Mexico will delay the announcement of winners for Round 2 of its oil and gas auction in order to allow more companies to take part, and to incorporate modifications suggested by the industry. The delay will push the timeline back on announcing the winners roughly three months, according to a report from Reuters.

“The adjustments meet Mexico’s interest to guarantee greater involvement of companies in this auction,” the Finance Ministry said in a statement. “The adjustments also include the recommendations of industry aimed at increasing competition and investment.”

Mexico had originally planned to announce the winners of Round 2 on March 22, 2017. The Mexican government now plans to announce the winners of the tender, which includes 15 shallow-water Gulf of Mexico blocks, on June 19, 2016.

Map of blocks offered in Mexico's Round 2 tender

Fuel shortages growing as demand outpaces Mexico’s refining capacity

Mexico’s government has undertaken a plan to liberalize its oil and gas sector after a 77-year monopoly by state-run Pemex in order to make the industry more competitive. Thus far, the program has included several successful tenders, both on and offshore, but the country’s oil and gas sector is still struggling to keep up with demand.

Pipeline theft, pricing and maintenance issues, and speculation ahead of a shift away from heavily-subsidized gasoline prices in January have contributed to fuel shortages in parts of Mexico. Gasoline shortages were being reported in at least 12 Mexican states, including San Luis Potosí, Guanajuato, Aguascalientes, Chiapas, Nuevo Leon, and Oaxaca. In San Luis Potosí there were reports of lines with more than a 100 cars and tens of people on foot with tanks and containers, reports Business Insider.

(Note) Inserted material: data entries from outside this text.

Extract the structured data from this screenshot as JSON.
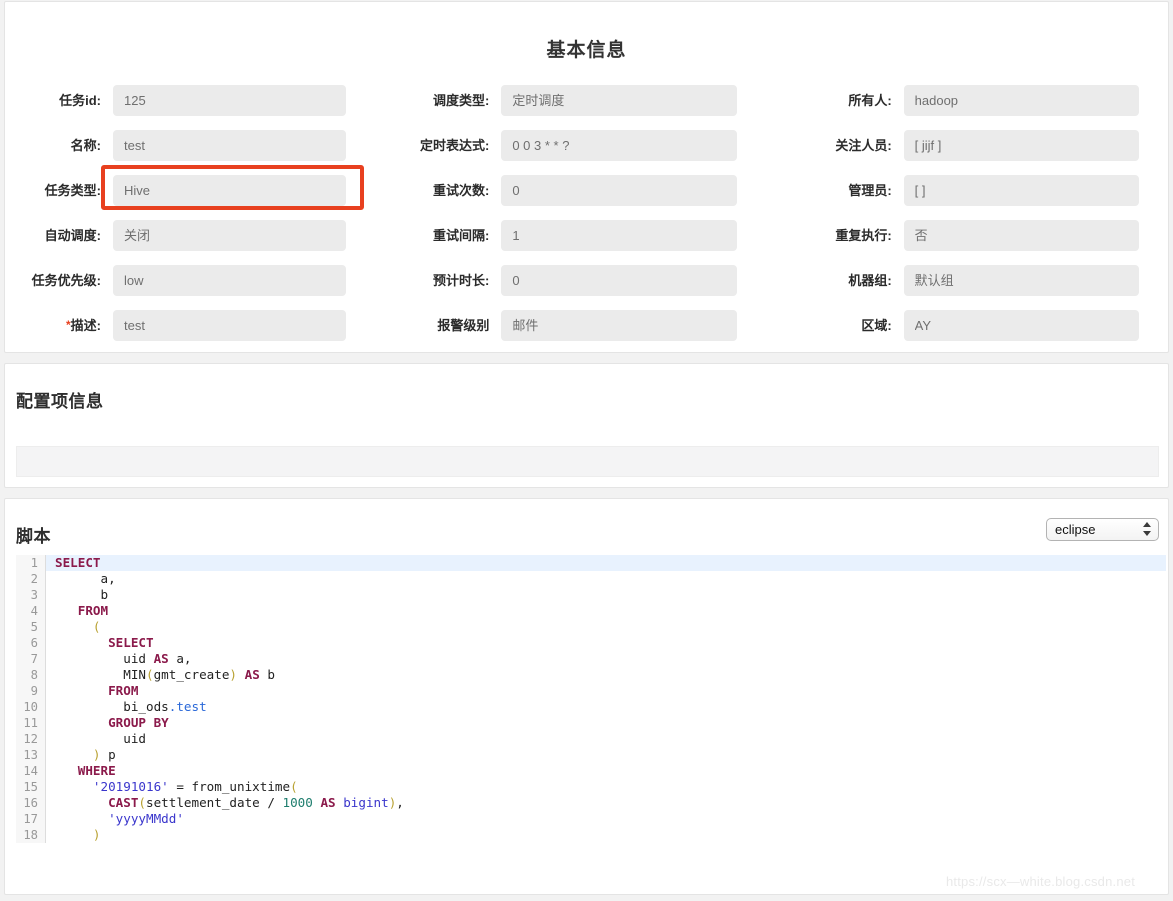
{
  "basic": {
    "title": "基本信息",
    "columns": [
      [
        {
          "label": "任务id:",
          "value": "125",
          "required": false,
          "name": "task-id"
        },
        {
          "label": "名称:",
          "value": "test",
          "required": false,
          "name": "task-name"
        },
        {
          "label": "任务类型:",
          "value": "Hive",
          "required": false,
          "name": "task-type"
        },
        {
          "label": "自动调度:",
          "value": "关闭",
          "required": false,
          "name": "auto-schedule"
        },
        {
          "label": "任务优先级:",
          "value": "low",
          "required": false,
          "name": "task-priority"
        },
        {
          "label": "描述:",
          "value": "test",
          "required": true,
          "name": "description"
        }
      ],
      [
        {
          "label": "调度类型:",
          "value": "定时调度",
          "required": false,
          "name": "schedule-type"
        },
        {
          "label": "定时表达式:",
          "value": "0 0 3 * * ?",
          "required": false,
          "name": "cron-expression"
        },
        {
          "label": "重试次数:",
          "value": "0",
          "required": false,
          "name": "retry-count"
        },
        {
          "label": "重试间隔:",
          "value": "1",
          "required": false,
          "name": "retry-interval"
        },
        {
          "label": "预计时长:",
          "value": "0",
          "required": false,
          "name": "estimated-duration"
        },
        {
          "label": "报警级别",
          "value": "邮件",
          "required": false,
          "name": "alarm-level"
        }
      ],
      [
        {
          "label": "所有人:",
          "value": "hadoop",
          "required": false,
          "name": "owner"
        },
        {
          "label": "关注人员:",
          "value": "[ jijf ]",
          "required": false,
          "name": "followers"
        },
        {
          "label": "管理员:",
          "value": "[ ]",
          "required": false,
          "name": "administrators"
        },
        {
          "label": "重复执行:",
          "value": "否",
          "required": false,
          "name": "repeat-execution"
        },
        {
          "label": "机器组:",
          "value": "默认组",
          "required": false,
          "name": "machine-group"
        },
        {
          "label": "区域:",
          "value": "AY",
          "required": false,
          "name": "region"
        }
      ]
    ],
    "highlight_color": "#e8401f"
  },
  "config": {
    "title": "配置项信息"
  },
  "script": {
    "title": "脚本",
    "theme": {
      "selected": "eclipse",
      "options": [
        "eclipse"
      ]
    },
    "code_lines": [
      {
        "n": "1",
        "tokens": [
          {
            "t": "SELECT",
            "c": "kw"
          }
        ]
      },
      {
        "n": "2",
        "tokens": [
          {
            "t": "      a,",
            "c": "fn"
          }
        ]
      },
      {
        "n": "3",
        "tokens": [
          {
            "t": "      b",
            "c": "fn"
          }
        ]
      },
      {
        "n": "4",
        "tokens": [
          {
            "t": "   ",
            "c": "fn"
          },
          {
            "t": "FROM",
            "c": "kw"
          }
        ]
      },
      {
        "n": "5",
        "tokens": [
          {
            "t": "     ",
            "c": "fn"
          },
          {
            "t": "(",
            "c": "par"
          }
        ]
      },
      {
        "n": "6",
        "tokens": [
          {
            "t": "       ",
            "c": "fn"
          },
          {
            "t": "SELECT",
            "c": "kw"
          }
        ]
      },
      {
        "n": "7",
        "tokens": [
          {
            "t": "         uid ",
            "c": "fn"
          },
          {
            "t": "AS",
            "c": "kw"
          },
          {
            "t": " a,",
            "c": "fn"
          }
        ]
      },
      {
        "n": "8",
        "tokens": [
          {
            "t": "         MIN",
            "c": "fn"
          },
          {
            "t": "(",
            "c": "par"
          },
          {
            "t": "gmt_create",
            "c": "fn"
          },
          {
            "t": ")",
            "c": "par"
          },
          {
            "t": " ",
            "c": "fn"
          },
          {
            "t": "AS",
            "c": "kw"
          },
          {
            "t": " b",
            "c": "fn"
          }
        ]
      },
      {
        "n": "9",
        "tokens": [
          {
            "t": "       ",
            "c": "fn"
          },
          {
            "t": "FROM",
            "c": "kw"
          }
        ]
      },
      {
        "n": "10",
        "tokens": [
          {
            "t": "         bi_ods",
            "c": "fn"
          },
          {
            "t": ".test",
            "c": "tbl"
          }
        ]
      },
      {
        "n": "11",
        "tokens": [
          {
            "t": "       ",
            "c": "fn"
          },
          {
            "t": "GROUP BY",
            "c": "kw"
          }
        ]
      },
      {
        "n": "12",
        "tokens": [
          {
            "t": "         uid",
            "c": "fn"
          }
        ]
      },
      {
        "n": "13",
        "tokens": [
          {
            "t": "     ",
            "c": "fn"
          },
          {
            "t": ")",
            "c": "par"
          },
          {
            "t": " p",
            "c": "fn"
          }
        ]
      },
      {
        "n": "14",
        "tokens": [
          {
            "t": "   ",
            "c": "fn"
          },
          {
            "t": "WHERE",
            "c": "kw"
          }
        ]
      },
      {
        "n": "15",
        "tokens": [
          {
            "t": "     ",
            "c": "fn"
          },
          {
            "t": "'20191016'",
            "c": "str"
          },
          {
            "t": " = from_unixtime",
            "c": "fn"
          },
          {
            "t": "(",
            "c": "par"
          }
        ]
      },
      {
        "n": "16",
        "tokens": [
          {
            "t": "       ",
            "c": "fn"
          },
          {
            "t": "CAST",
            "c": "kw"
          },
          {
            "t": "(",
            "c": "par"
          },
          {
            "t": "settlement_date / ",
            "c": "fn"
          },
          {
            "t": "1000",
            "c": "num"
          },
          {
            "t": " ",
            "c": "fn"
          },
          {
            "t": "AS",
            "c": "kw"
          },
          {
            "t": " ",
            "c": "fn"
          },
          {
            "t": "bigint",
            "c": "typ"
          },
          {
            "t": ")",
            "c": "par"
          },
          {
            "t": ",",
            "c": "fn"
          }
        ]
      },
      {
        "n": "17",
        "tokens": [
          {
            "t": "       ",
            "c": "fn"
          },
          {
            "t": "'yyyyMMdd'",
            "c": "str"
          }
        ]
      },
      {
        "n": "18",
        "tokens": [
          {
            "t": "     ",
            "c": "fn"
          },
          {
            "t": ")",
            "c": "par"
          }
        ]
      }
    ]
  },
  "watermark": "https://scx—white.blog.csdn.net"
}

The problem has been compounded by the fact that Mexico’s domestic refining capacity has not been able to keep pace with broader growth. The economy has expanded for 27 straight quarters in Mexico, quickly outpacing growth in the refining sector.

Mexico's downstream infrastructure

Mexico’s fuel demand is about 2.0 MMBOPD and is expected to grow 2% to 3% in the years ahead, according to Reuters. Moreover, car sales in Mexico through September of this year were up 18%, hitting a record of 1.1 million units.

Supplies to meet Mexico’s unmet demand coming from the U.S.

Increasing demand in Mexico has proved to be a boon for U.S. oil refiners. Mexican imports of U.S. fuel grew to about 960 MBOPD — a monthly record and well ahead of the year-to-date average of 820 MBOPD. In 2016, Mexico, a major crude-oil exporter, will be a net oil importer from the U.S. for the first time.

Annual US exports of petroleum products to Mexico

“Mexico’s appetite for U.S. gasoline and distillates has played a significant part in sustaining Gulf Coast refining margins,” Sandy Fielden, director of oil and products research at Morningstar, said. The U.S. refining industry as a whole saw profits at a five-year low in 2016.

At present, Pemex refineries are running at about 60% of their 1.6 MMBOPD capacity. Mexico’s total energy consumption in 2015 consisted mostly of petroleum (46%), followed by natural gas (40%), according to the EIA.